Our inventory balance represented approximately 47% of our total assets as of February
2, 2007. Our proficiency in managing our inventory balances can have a significant impact on
our cash flows from operations during a given fiscal year. We have made more efficient
inventory management a strategic priority, as more fully discussed in the “Executive Overview”
above.
As described in Note 8 to the Consolidated Financial Statements, we are involved in a
number of legal actions and claims, some of which could potentially result in material cash
payments. Adverse developments in those actions could materially and adversely affect our
liquidity. We also have certain income tax-related contingencies as more fully described below
under “Critical Accounting Policies and Estimates.” Estimates of these contingent liabilities are
included in our Consolidated Financial Statements. However, future negative developments
could have a material adverse effect on our liquidity. See Notes 5 and 8 to the Consolidated
Financial Statements.
On November 29, 2006, September 30, 2005, and November 30, 2004, the Board of
Directors authorized the repurchase of up to $500 million, 10 million shares and 10 million
shares, respectively, of our outstanding common stock. These authorizations allow or allowed, as
applicable, purchases in the open market or in privately negotiated transactions from time to
time, subject to market conditions. The objective of our share repurchase initiative is to enhance
shareholder value by purchasing shares at a price that produces a return on investment that is
greater than our cost of capital. Additionally, share repurchases generally are undertaken only if
such purchases result in an accretive impact on our fully diluted earnings per share calculation.

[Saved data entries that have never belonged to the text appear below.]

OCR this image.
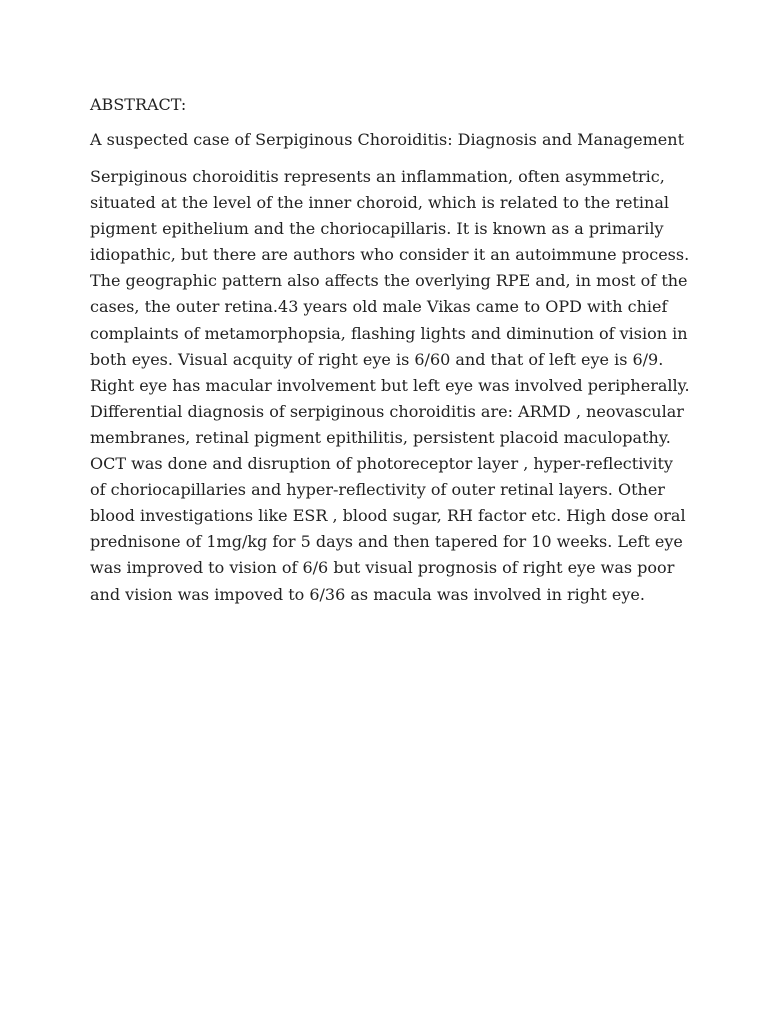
ABSTRACT:

A suspected case of Serpiginous Choroiditis: Diagnosis and Management

Serpiginous choroiditis represents an inflammation, often asymmetric, situated at the level of the inner choroid, which is related to the retinal pigment epithelium and the choriocapillaris. It is known as a primarily idiopathic, but there are authors who consider it an autoimmune process. The geographic pattern also affects the overlying RPE and, in most of the cases, the outer retina.43 years old male Vikas came to OPD with chief complaints of metamorphopsia, flashing lights and diminution of vision in both eyes. Visual acquity of right eye is 6/60 and that of left eye is 6/9. Right eye has macular involvement but left eye was involved peripherally. Differential diagnosis of serpiginous choroiditis are: ARMD , neovascular membranes, retinal pigment epithilitis, persistent placoid maculopathy. OCT was done and disruption of photoreceptor layer , hyper-reflectivity of choriocapillaries and hyper-reflectivity of outer retinal layers. Other blood investigations like ESR , blood sugar, RH factor etc. High dose oral prednisone of 1mg/kg for 5 days and then tapered for 10 weeks. Left eye was improved to vision of 6/6 but visual prognosis of right eye was poor and vision was impoved to 6/36 as macula was involved in right eye.
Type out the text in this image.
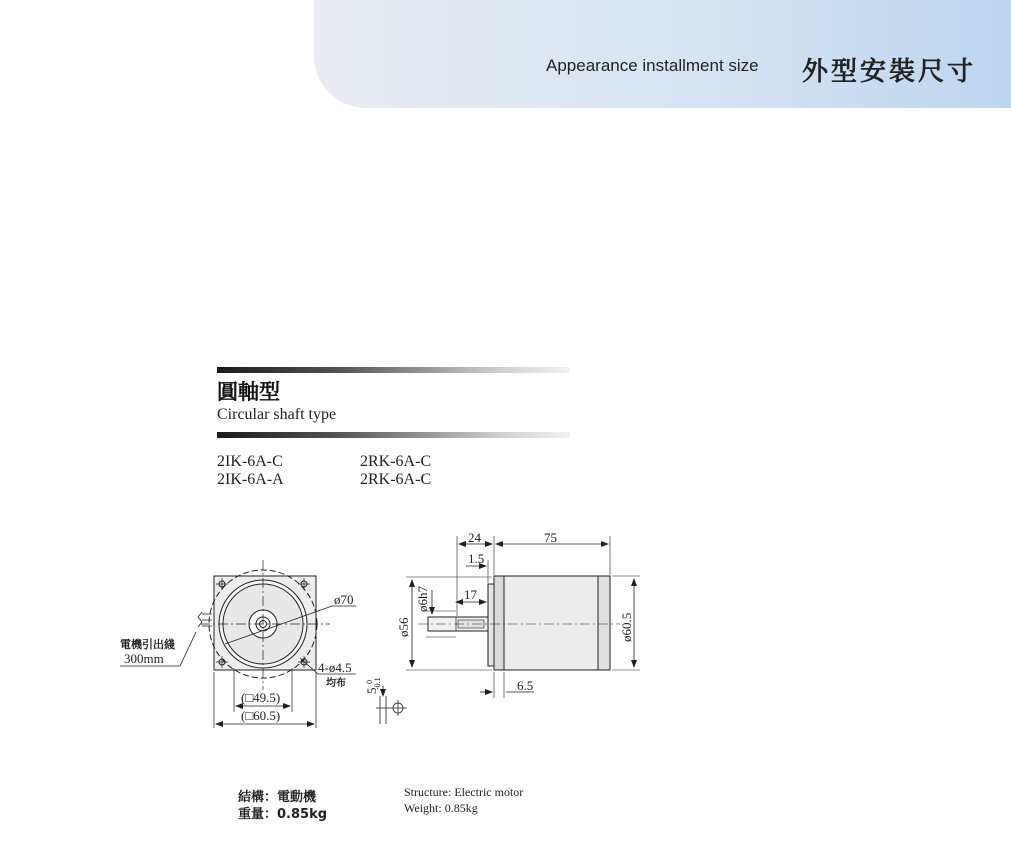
Appearance installment size 外型安裝尺寸
圓軸型
Circular shaft type
2IK-6A-C
2IK-6A-A
2RK-6A-C
2RK-6A-C
電機引出綫
300mm
ø70
4-ø4.5
均布
(□49.5)
(□60.5)
5
0 -0.1
24	75
1.5
17
ø6h7
ø56	ø60.5
6.5
結構：電動機
重量：0.85kg
Structure: Electric motor
Weight: 0.85kg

The 2006 authorization expires December 31, 2008. The 2005 and 2004 authorizations were
completed prior to their expiration dates. During 2006, we purchased approximately 4.5 million
shares pursuant to the 2005 authorization at a total cost of $79.9 million. During 2005, we
purchased approximately 15.0 million shares pursuant to the 2005 and 2004 authorizations at a
total cost of $297.6 million. During 2004, we purchased approximately 11.0 million shares
pursuant to the 2004 and a 2003 authorization at a total cost of $209.3 million. Share repurchases
affected diluted earnings per share by less than $0.01 in 2006.